Harold had been living with nearsighted eyes since he was ten years old. The colony could have provided him with glasses, but his father had insisted he had to learn to do without. They were totally isolated from human civilization. An unpredictable catastrophe could wipe out databases and critical assets.

He could see the sleds and the blurry forms of the human passengers. He could have put an arrow into most of the humans. But he couldn't make out their faces.

"Do you see any other weapons?"

"They've got things on their belts. Like holders for pain sticks."

The city behind them had dropped into the closest approximation of quiet it could achieve. Normally, it would have clamored with the shrieks of thousands of tree people voices. Hundreds of Imetens would have bustled in the trees around the loading dock and scurried along the ground in the awkward four-limbed stance the tree people adapted when they descended from their natural habitat.

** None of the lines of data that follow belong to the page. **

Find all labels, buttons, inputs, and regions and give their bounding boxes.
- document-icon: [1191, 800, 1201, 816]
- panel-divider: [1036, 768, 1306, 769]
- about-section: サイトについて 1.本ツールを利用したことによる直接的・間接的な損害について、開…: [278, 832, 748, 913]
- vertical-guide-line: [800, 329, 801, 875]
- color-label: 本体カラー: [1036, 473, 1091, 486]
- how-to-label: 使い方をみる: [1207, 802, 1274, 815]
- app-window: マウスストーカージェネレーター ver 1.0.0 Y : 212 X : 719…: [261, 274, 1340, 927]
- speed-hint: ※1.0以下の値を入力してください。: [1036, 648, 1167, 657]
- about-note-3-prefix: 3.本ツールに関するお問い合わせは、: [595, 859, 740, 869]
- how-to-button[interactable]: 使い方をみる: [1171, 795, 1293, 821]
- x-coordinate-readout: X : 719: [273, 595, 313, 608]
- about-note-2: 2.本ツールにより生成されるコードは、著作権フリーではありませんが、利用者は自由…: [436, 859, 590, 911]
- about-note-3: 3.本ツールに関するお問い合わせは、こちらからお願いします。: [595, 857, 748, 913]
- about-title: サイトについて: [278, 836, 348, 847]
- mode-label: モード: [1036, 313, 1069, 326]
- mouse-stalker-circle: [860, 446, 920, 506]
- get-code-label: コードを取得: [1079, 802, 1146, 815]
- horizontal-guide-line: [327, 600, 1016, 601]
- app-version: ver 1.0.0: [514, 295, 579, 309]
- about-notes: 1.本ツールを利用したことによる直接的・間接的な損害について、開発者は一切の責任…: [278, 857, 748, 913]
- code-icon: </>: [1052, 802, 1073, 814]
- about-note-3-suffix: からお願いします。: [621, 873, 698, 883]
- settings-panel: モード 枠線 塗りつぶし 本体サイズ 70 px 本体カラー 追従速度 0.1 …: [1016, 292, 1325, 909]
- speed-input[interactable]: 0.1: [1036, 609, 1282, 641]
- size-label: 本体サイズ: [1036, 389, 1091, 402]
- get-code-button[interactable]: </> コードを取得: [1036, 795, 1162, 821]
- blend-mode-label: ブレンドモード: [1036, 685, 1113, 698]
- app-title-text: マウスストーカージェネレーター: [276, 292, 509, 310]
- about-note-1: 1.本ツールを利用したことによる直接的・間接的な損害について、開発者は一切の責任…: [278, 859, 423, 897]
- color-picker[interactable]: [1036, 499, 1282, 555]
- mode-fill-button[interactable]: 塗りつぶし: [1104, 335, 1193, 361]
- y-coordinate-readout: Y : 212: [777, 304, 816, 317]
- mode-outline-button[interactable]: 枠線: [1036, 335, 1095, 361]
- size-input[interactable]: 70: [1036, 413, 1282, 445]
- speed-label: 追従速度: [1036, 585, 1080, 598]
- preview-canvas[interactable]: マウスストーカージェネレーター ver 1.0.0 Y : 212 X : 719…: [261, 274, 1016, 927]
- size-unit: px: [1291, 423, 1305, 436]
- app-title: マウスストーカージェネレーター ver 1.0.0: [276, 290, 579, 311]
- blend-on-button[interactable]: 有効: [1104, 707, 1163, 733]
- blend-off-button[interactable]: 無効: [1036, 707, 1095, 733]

The loudspeaker blared again.
"Is this the city of Imeten? Can anyone understand what I'm saying? We know there are itiji who understand English."

"That's Emile," Golva said. "That's his voice."

"It didn't take him long to grab the loudspeaker."

Golva's tail thrashed. "I'd have every dartblower in the trees give him a puff if you put me in charge of this welcoming ceremony."

"Will you ask the caller to tell them we're assembling all the leaders of the city, Golva? Tell them we'll call them again when we're ready in... make it an hour."

"An hour, Harold? With the High Warrior already in place?"

"Half an hour."

Golva raised his head. His voice floated through the trees, relaying Harold's message in one of the languages the itiji used for precise communication. The caller on the riverbank raised his voice in turn and Harold heard his message repeated, almost word for word, in clear English.